Er erzählt von seiner Arbeit, dass er immer noch aushilft, obwohl er schon in Rente ist. Weil er nicht ganz ohne Arbeit kann. Und weil er noch fit ist, die Leute nach seiner Expertise fragen. Und dann erzählt er von seinem Sturz, den er erst vor einem Jahr hatte. Einer seiner längsten und treuesten Bergfreunde geht nun deshalb nicht mehr mit in die Berge. Weil er gesehen hat, wie schnell man abstürzen kann. Weil sie nicht mehr die Jüngsten seien. Doch mein spontaner Wanderbegleiter bleibt dem Wandern treu. Er könne einfach nicht ohne. Obwohl er Glück im Unglück hatte, er ist einige Meter den Abhang herunter gerollt, seine Wasserflasche dagegen flog in den Abgrund. Mit einer schwereren Verletzung ist er noch weiter bis zur nächsten Hütte. Er sei jetzt um eine Erfahrung reicher. Aber das sind Unfälle, die passieren. Er ist trittsicher und geht keine Risiken ein. Er weiß, was er hier macht. Am Gipfel angekommen, machen wir Pause, genießen den Ausblick. Er gibt mir von seinen Karotten- und Apfelstückchen ab. – Seither verpacke ich mein Obst und Gemüse genauso wie er! – Ich mache ein paar Fotos. Oft sei er hier.
Der Berg habe es ihm angetan. “Mir auch!”, sage ich.

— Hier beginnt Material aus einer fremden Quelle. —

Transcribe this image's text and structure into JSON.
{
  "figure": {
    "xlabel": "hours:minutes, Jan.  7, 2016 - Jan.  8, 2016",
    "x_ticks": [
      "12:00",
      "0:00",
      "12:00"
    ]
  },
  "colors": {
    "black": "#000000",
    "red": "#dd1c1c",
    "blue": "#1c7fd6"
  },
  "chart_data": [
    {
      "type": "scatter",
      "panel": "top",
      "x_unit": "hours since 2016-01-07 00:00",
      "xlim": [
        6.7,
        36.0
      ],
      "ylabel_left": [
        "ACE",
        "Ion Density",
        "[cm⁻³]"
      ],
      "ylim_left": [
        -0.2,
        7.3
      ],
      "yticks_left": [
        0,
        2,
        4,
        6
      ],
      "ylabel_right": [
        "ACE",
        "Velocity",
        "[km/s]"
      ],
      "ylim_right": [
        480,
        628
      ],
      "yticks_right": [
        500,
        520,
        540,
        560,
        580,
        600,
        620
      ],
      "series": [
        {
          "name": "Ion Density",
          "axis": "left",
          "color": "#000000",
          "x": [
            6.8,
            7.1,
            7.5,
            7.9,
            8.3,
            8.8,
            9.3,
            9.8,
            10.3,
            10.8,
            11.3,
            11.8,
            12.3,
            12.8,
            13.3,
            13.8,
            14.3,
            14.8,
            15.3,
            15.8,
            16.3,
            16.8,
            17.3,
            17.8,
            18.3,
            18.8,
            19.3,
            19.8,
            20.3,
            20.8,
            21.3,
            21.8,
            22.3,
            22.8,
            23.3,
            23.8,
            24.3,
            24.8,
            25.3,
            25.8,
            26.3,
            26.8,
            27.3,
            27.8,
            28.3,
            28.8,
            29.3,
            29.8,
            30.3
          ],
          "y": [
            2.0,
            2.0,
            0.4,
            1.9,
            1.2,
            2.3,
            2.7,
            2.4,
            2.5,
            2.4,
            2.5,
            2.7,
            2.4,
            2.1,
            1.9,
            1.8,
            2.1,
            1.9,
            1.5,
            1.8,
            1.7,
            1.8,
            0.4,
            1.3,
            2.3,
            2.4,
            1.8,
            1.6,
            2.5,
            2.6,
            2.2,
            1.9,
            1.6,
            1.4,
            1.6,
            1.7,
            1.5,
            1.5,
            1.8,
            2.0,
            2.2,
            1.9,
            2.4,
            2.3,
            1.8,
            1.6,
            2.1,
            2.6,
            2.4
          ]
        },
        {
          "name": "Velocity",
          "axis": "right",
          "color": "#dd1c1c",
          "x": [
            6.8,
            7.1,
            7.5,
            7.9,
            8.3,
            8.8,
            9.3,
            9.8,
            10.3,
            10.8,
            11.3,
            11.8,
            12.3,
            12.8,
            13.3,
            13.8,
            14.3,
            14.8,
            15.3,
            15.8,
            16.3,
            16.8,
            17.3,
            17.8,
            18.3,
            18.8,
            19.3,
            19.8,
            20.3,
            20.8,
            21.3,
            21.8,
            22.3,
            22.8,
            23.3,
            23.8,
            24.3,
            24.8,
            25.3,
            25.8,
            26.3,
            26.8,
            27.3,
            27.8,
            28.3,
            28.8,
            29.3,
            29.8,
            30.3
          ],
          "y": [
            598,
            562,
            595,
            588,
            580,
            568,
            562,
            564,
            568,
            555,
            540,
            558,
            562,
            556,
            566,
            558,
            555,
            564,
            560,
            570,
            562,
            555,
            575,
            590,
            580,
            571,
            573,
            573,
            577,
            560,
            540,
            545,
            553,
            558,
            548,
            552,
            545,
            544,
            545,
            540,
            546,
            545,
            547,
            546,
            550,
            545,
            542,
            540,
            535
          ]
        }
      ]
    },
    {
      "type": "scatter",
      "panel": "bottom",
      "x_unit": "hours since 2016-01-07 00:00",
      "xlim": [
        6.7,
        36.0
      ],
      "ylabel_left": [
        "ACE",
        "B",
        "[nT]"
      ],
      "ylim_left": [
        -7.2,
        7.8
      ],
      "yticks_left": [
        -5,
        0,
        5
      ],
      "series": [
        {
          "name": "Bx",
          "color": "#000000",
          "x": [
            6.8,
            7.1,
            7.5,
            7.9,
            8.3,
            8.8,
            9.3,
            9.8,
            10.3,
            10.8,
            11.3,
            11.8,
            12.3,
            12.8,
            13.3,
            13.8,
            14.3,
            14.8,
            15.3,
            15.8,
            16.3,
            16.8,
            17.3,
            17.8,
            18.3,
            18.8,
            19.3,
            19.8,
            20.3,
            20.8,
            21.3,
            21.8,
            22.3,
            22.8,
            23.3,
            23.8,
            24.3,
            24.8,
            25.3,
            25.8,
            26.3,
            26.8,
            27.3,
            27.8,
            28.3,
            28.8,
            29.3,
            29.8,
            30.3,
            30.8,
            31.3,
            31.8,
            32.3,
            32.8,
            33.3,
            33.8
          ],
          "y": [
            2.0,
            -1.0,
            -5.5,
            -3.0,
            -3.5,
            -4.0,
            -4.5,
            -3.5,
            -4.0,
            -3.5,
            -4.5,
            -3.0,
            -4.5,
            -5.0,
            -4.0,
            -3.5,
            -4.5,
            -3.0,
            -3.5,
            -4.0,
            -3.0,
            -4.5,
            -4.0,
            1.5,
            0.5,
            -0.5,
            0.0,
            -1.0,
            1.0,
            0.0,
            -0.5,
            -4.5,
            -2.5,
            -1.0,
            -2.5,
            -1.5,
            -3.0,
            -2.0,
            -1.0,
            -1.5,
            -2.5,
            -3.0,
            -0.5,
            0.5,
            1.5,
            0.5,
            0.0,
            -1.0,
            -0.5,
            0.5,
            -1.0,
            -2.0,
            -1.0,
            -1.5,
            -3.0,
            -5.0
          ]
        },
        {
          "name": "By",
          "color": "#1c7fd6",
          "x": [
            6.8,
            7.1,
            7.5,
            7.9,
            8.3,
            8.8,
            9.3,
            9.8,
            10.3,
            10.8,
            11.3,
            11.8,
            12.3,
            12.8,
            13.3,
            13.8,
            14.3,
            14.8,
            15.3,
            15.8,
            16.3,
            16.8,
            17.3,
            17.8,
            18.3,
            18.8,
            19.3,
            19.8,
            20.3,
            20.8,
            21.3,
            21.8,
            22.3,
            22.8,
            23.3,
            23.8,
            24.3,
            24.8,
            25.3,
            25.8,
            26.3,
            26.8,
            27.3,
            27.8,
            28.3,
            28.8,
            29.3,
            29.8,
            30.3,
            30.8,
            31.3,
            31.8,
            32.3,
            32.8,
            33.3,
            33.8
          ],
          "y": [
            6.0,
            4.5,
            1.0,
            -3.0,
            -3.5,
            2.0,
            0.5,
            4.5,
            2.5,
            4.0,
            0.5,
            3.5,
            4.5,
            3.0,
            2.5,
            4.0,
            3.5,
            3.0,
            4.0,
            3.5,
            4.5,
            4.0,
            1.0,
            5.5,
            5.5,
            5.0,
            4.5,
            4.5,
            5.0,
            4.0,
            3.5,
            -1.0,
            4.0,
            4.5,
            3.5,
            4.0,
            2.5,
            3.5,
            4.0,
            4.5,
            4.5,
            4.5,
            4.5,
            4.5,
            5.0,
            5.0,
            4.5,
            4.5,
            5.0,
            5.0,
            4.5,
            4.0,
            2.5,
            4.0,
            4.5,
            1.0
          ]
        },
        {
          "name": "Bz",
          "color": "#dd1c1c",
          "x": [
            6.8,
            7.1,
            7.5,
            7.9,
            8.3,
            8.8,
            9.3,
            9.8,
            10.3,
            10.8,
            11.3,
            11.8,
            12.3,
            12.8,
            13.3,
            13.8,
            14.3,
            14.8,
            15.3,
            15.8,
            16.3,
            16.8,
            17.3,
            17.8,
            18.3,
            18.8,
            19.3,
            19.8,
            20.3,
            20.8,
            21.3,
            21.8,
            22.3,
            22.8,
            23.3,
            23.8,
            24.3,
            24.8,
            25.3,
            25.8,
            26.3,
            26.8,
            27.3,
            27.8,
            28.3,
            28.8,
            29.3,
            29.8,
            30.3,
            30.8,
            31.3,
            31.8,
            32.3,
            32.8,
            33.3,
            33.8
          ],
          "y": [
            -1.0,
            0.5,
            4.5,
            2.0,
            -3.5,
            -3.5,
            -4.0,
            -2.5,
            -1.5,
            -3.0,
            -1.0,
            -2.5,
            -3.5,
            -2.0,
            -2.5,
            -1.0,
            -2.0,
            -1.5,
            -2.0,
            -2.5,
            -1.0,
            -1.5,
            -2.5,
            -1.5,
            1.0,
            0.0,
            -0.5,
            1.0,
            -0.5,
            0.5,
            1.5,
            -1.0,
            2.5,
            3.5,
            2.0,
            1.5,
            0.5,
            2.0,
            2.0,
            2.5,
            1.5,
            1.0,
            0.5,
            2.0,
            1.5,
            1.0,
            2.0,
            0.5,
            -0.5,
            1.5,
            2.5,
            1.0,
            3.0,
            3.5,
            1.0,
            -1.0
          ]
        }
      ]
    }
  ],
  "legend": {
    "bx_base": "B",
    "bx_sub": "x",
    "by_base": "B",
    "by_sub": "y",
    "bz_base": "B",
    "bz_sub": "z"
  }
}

Wir verstehen, warum wir hier sind. Auf dem Rückweg erzähle ich, was mich herverschlägt, warum ich alleine bin, was die letzten Wochen passiert ist. Er muntert mich auf, diese Weisheit, die man mit den Jahren bekommt, die hilft mir, es anzunehmen. Ich lächle, der Schnee taut langsam. Am Seekarkreuz erzählt er mir die Geschichte von dem Mädchen, an das dort gedacht wird. Er kennt die Eltern und erzählt von dem Absturz damals. Ein Skiunfall. Manchmal kümmert er sich um die Blumen. Ich bin berührt. Merke, wie schnell sich das Leben ändern kann. Beim Abstieg erzählt er mir von seiner Krankheit, ein Tumor. Mittlerweile ist er weg. Sein Lebensmut hat ihm geholfen, und das Glück, dass er die richtigen Ärzte gefunden hat. Er erzählt von seiner Frau, wie er sie kennengelernt hat, wie er sie liebt und von seinen Urenkeln. Er ist stolz. Und ich bin beeindruckt, wie viel er schon erlebt hat. Unten angekommen, essen wir noch ein Eis, plaudern über den Nachmittag, die schöne Tour. Wir lachen viel. Vielleicht machen wir nochmal eine Tour gemeinsam. Auf den Guffert. Er würde sich freuen. Ich mich auch. Dann gehen wir unsere Wege – er zu seinen Urenkeln, ich nach Hause in meinen Alltag. Ich bin dankbar für die Geschichten, für ein spannendes Leben, das ich an einem halben Tag einfach mal so kennengelernt habe. Meinen Schnee hat der Mann zum Tauen gebracht. Ich habe meine Ruhe gefunden, bin glücklich. Nicht weil ich meine Ruhe am Berg hatte, ganz im Gegenteil, weil ich endlich mal wieder befreit reden konnte.

Von Stefanie Singer

Bergwandern hab ich in der Schule für mich entdeckt: Mit dem Schullandheim in Berchtesgaden und dann bei der Abifahrt auf dem Sentiero della Pace (Friedensweg). Von Konstanz aus war ich in den Schweizer Bergen unterwegs und ein Freund hat meine Liebe zu den östlichen Gebirgen geweckt: Hohe und Niedrige Tatra, Beskiden etc. Ansonsten fahr ich zum Wandern gern nach Norwegen, Irland und Schottland. An den Wochenenden genieß ich, was die Alpen in Deutschland, Österreich und Südtirol zu bieten haben.